28/12/2002 02:27Bucur Roxana
Après 89, année de la révolution démocratique, la vie des jeunes Roumains a totalement changé, elle est devenue synonyme avec le mot "liberté" et très souvent cette liberté ne signifie que la possibilité d'aller chaque jour à la discothèque, de porter des habits modernes, de coller des photos avec Léonardo di Caprio aux murs de ta chambre ou de parler au professeur de maths comme s'il était ton petit frère, bref de faire tout ce qu'on veut.

La vie des jeunes en Roumanie

Après 89, année de la révolution démocratique, la vie des jeunes Roumains a totalement changé, elle est devenue synonyme avec le mot "liberté" et très souvent cette liberté ne signifie que la possibilité d'aller chaque jour à la discothèque, de porter des habits modernes, de coller des photos avec Léonardo di Caprio aux murs de ta chambre ou de parler au professeur de maths comme s'il était ton petit frère, bref de faire tout ce qu'on veut.

Je me demande parfois si l'on sait vraiment ce qu'on veut. Ah, oui, bien sûr : s'affirmer, être connu, apprécié...et comme c'est plus facile de s'affirmer dans une discothèque que pendant la classe de maths...

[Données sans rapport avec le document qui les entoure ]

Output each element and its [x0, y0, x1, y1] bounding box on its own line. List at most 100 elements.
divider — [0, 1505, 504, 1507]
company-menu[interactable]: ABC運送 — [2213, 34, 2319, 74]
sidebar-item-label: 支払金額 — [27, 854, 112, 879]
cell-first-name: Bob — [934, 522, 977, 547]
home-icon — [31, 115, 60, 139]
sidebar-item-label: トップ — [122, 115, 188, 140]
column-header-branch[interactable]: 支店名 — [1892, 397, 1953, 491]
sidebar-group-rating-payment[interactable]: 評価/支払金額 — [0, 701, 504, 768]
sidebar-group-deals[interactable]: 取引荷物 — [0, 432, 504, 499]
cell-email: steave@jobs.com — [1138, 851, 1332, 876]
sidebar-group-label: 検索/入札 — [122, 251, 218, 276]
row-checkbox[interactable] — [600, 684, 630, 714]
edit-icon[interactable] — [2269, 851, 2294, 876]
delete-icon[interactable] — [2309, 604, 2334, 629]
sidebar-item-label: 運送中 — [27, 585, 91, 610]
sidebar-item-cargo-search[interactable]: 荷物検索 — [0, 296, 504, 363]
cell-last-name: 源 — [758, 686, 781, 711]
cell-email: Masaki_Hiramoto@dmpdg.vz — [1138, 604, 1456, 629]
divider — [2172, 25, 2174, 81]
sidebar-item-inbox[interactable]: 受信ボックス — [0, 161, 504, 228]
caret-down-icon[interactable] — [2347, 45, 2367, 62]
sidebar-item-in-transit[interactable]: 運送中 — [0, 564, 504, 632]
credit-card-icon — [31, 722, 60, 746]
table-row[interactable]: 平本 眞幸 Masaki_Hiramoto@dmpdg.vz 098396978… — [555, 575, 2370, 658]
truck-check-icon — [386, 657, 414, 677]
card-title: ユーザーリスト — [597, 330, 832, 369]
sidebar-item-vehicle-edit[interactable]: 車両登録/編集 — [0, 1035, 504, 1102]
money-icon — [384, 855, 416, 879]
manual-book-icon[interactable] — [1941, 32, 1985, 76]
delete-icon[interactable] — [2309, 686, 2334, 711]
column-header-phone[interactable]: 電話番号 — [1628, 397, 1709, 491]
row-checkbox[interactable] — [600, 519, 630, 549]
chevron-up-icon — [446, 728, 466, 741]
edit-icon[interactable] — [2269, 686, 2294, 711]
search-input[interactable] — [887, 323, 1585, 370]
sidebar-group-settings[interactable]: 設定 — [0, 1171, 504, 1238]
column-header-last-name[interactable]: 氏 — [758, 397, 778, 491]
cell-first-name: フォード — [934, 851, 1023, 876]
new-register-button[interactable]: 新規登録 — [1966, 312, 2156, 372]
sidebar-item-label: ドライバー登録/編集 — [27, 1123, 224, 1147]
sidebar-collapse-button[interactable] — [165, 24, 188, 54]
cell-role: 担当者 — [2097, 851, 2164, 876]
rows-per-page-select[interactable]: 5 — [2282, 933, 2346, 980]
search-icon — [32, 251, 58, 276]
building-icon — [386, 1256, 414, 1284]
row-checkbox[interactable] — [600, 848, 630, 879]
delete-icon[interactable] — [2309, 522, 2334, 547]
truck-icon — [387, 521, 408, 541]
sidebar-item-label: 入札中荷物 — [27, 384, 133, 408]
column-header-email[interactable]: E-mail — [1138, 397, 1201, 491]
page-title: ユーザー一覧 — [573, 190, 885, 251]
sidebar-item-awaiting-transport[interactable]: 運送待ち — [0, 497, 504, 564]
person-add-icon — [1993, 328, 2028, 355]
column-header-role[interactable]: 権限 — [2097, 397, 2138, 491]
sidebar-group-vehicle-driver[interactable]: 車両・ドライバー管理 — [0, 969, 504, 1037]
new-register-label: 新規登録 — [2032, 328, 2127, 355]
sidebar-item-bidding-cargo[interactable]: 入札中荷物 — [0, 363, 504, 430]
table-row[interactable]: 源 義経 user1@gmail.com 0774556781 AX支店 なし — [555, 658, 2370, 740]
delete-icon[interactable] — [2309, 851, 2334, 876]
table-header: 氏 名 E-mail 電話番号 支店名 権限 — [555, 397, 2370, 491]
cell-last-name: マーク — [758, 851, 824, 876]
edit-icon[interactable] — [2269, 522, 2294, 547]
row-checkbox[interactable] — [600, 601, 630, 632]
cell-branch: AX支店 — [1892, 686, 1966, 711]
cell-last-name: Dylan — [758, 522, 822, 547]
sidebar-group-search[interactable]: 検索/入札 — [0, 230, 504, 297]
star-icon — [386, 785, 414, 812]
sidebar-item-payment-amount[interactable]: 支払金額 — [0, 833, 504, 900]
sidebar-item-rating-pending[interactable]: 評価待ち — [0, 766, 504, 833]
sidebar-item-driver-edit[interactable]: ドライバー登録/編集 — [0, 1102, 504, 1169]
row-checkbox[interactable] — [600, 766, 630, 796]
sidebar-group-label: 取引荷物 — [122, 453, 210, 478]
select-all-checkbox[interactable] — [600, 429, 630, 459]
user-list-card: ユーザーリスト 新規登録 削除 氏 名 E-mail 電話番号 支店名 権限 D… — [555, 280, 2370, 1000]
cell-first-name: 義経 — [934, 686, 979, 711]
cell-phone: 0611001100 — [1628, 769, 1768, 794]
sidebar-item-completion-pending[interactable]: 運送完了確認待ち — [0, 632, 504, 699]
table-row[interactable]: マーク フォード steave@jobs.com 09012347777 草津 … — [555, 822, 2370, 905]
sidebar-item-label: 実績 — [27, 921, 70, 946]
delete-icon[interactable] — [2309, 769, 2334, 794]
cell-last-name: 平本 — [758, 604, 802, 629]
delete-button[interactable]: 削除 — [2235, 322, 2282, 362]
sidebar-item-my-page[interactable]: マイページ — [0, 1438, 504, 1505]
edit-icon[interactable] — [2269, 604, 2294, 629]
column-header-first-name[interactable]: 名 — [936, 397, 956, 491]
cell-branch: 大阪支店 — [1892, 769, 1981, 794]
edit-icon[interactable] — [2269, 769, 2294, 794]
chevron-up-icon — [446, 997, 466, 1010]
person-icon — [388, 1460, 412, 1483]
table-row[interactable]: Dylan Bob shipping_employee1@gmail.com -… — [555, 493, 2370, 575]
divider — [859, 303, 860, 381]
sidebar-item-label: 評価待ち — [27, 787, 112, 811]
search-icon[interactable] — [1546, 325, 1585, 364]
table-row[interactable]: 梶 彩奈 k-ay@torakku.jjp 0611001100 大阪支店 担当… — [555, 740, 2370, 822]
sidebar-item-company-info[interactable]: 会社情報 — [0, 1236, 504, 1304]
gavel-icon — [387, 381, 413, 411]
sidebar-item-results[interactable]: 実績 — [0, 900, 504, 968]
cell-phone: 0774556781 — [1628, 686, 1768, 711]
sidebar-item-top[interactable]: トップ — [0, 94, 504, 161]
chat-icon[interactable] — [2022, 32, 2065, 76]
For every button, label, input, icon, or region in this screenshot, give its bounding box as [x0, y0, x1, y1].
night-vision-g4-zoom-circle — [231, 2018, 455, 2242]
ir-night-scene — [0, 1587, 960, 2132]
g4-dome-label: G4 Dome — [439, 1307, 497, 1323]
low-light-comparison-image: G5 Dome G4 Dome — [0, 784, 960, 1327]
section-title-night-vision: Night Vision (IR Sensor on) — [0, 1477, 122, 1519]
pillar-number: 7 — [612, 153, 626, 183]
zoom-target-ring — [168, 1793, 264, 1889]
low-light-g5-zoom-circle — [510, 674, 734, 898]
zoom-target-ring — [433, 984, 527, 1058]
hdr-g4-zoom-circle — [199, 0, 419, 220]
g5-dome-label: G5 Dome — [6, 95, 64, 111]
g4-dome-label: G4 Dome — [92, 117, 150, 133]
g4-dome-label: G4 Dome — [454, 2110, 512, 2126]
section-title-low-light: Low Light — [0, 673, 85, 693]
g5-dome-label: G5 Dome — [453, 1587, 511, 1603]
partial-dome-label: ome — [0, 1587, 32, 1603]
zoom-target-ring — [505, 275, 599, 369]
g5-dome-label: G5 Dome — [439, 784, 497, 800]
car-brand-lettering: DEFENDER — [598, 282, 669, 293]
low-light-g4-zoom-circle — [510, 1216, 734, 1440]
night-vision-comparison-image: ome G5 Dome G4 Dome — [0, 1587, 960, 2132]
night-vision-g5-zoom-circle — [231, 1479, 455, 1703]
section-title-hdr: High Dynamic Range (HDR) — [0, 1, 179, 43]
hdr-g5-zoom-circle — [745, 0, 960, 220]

Et puis, apprendre très bien, avoir des résultats exceptionnels à l'école, ça c'est déjà quelque chose de vieux jeu...et d'impossible aussi (!) car une fois le temps passé, on a perdu le secret de cette performance en nous, nous aimons les choses nouvelles : les dernières chansons de Backstreet Boys, les films américains, l'ordinateur, nous vivons donc dans le futur, nous n'avons plus de passé, nous n'avons plus d'histoire, nous ne sommes plus les descendants des Daces et des Romains (qui sont-ils ?), nous sommes seulement une génération de sacrifice que personne ne veut pas comprendre, c'est à nous que revient la tâche de faire tout, nous devons même enseigner à nos parents que sur cette terre il y a des fusées et de la technologie moderne grâce à laquelle la vie est plus commode...pour nous, bien sûr, car eux, ils doivent travailler davantage pour que nous puissions nous acheter des ordinateurs, des lecteurs à cassette, des baladeurs et toutes sortes d'autres appareils. Les parents, ils ne savent rien, eux. Mais nous, qu'est-ce que nous savons ? Nous ne nous souvenons même plus qu'un jour froid de décembre, nous avons payé cette liberté et qu'elle a été très chère. Elle nous a coûté la vie de nos amis ou peut-être de nos frères. Est-ce pour ça qu'ils ont lutté ? Pour une vie menée dans la fumée des cigarettes et les vapeurs des bouteilles de whisky ? Je pense qu'ils nous ont laissé à leur place pour continuer à rêver leurs rêves, pour continuer à changer le monde, mais pas en pire. Et c'est pour eux, pour leur idéal que nous devons vivre.